Below is a one-year share price performance of CAE’s NYSE listed shares:
The near-term outlook for the commercial aviation industry carries substantial uncertainty as a result of CV-19. The new challenges faced by airlines has been highly publicized, with numerous carriers seeking bailouts and debt relief across the globe.
For investors that are interested in taking a longer-term view of the aviation industry, there are places to look other than airlines and aircraft manufacturers, some of whom may not emerge unscathed from short and mid-term decreases in global aviation activity.
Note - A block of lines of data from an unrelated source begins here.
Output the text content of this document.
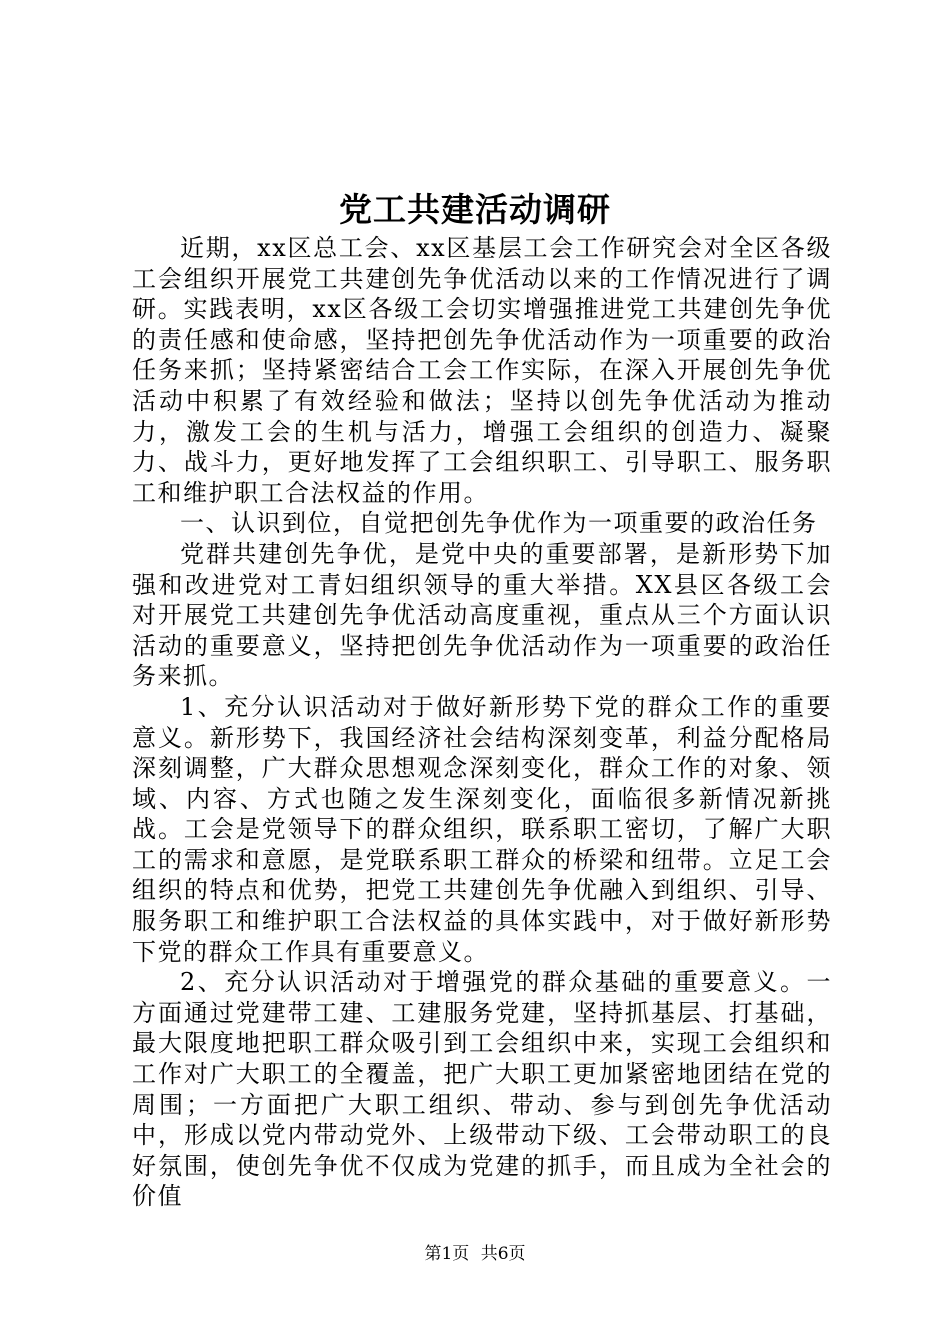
党工共建活动调研

近期，xx区总工会、xx区基层工会工作研究会对全区各级工会组织开展党工共建创先争优活动以来的工作情况进行了调研。实践表明，xx区各级工会切实增强推进党工共建创先争优的责任感和使命感，坚持把创先争优活动作为一项重要的政治任务来抓；坚持紧密结合工会工作实际，在深入开展创先争优活动中积累了有效经验和做法；坚持以创先争优活动为推动力，激发工会的生机与活力，增强工会组织的创造力、凝聚力、战斗力，更好地发挥了工会组织职工、引导职工、服务职工和维护职工合法权益的作用。

一、认识到位，自觉把创先争优作为一项重要的政治任务

党群共建创先争优，是党中央的重要部署，是新形势下加强和改进党对工青妇组织领导的重大举措。XX县区各级工会对开展党工共建创先争优活动高度重视，重点从三个方面认识活动的重要意义，坚持把创先争优活动作为一项重要的政治任务来抓。

1、充分认识活动对于做好新形势下党的群众工作的重要意义。新形势下，我国经济社会结构深刻变革，利益分配格局深刻调整，广大群众思想观念深刻变化，群众工作的对象、领域、内容、方式也随之发生深刻变化，面临很多新情况新挑战。工会是党领导下的群众组织，联系职工密切，了解广大职工的需求和意愿，是党联系职工群众的桥梁和纽带。立足工会组织的特点和优势，把党工共建创先争优融入到组织、引导、服务职工和维护职工合法权益的具体实践中，对于做好新形势下党的群众工作具有重要意义。

2、充分认识活动对于增强党的群众基础的重要意义。一方面通过党建带工建、工建服务党建，坚持抓基层、打基础，最大限度地把职工群众吸引到工会组织中来，实现工会组织和工作对广大职工的全覆盖，把广大职工更加紧密地团结在党的周围；一方面把广大职工组织、带动、参与到创先争优活动中，形成以党内带动党外、上级带动下级、工会带动职工的良好氛围，使创先争优不仅成为党建的抓手，而且成为全社会的价值

第1页 共6页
CAE Inc. (NYSE:CAE) presents an opportunity for investors to gain exposure to the aerospace industry without taking on the degree of restructuring and bankruptcy risk faced by airlines or aircraft manufacturers. Founded in 1947, CAE boasts the world’s largest aviation training network. The Company trains more than 220,000 civil and defense crew members annually, including over 135,000 pilots. This is a highly regulated business, and with most pilot training entirely outsourced, possessing status as a preferred training partner is a highly attractive attribute.
CAE’s Defense and Security division is a major partner to North American and European militaries, claiming over 50 defense agencies as partners. This division primarily provides training to operators through the use of simulator technology platforms. This business provides a stable, recurring business, and represents a critical component of the mission readiness doctrine for increasingly modernized defense forces.
While the civil aerospace simulation and training segment is CAE’s largest division by revenue, The Company generates about 37% of sales from its Defense and Security division.
Because of the nature of the CAE’s business, customers operate on a contract basis which is compiled into a backlog, similar to an infrastructure company. This provides CAE with a more stable business model compared to airlines. Below is a chart of the Company’s consolidated backlog:
Source: Company reports
The Civil Simulation and Training division typically generates margins in the 20% range, while margins are lower in Defense and Security, around 11%. This aligns with the relative business risk profile, as civil aerospace training is a more cyclical business that defense.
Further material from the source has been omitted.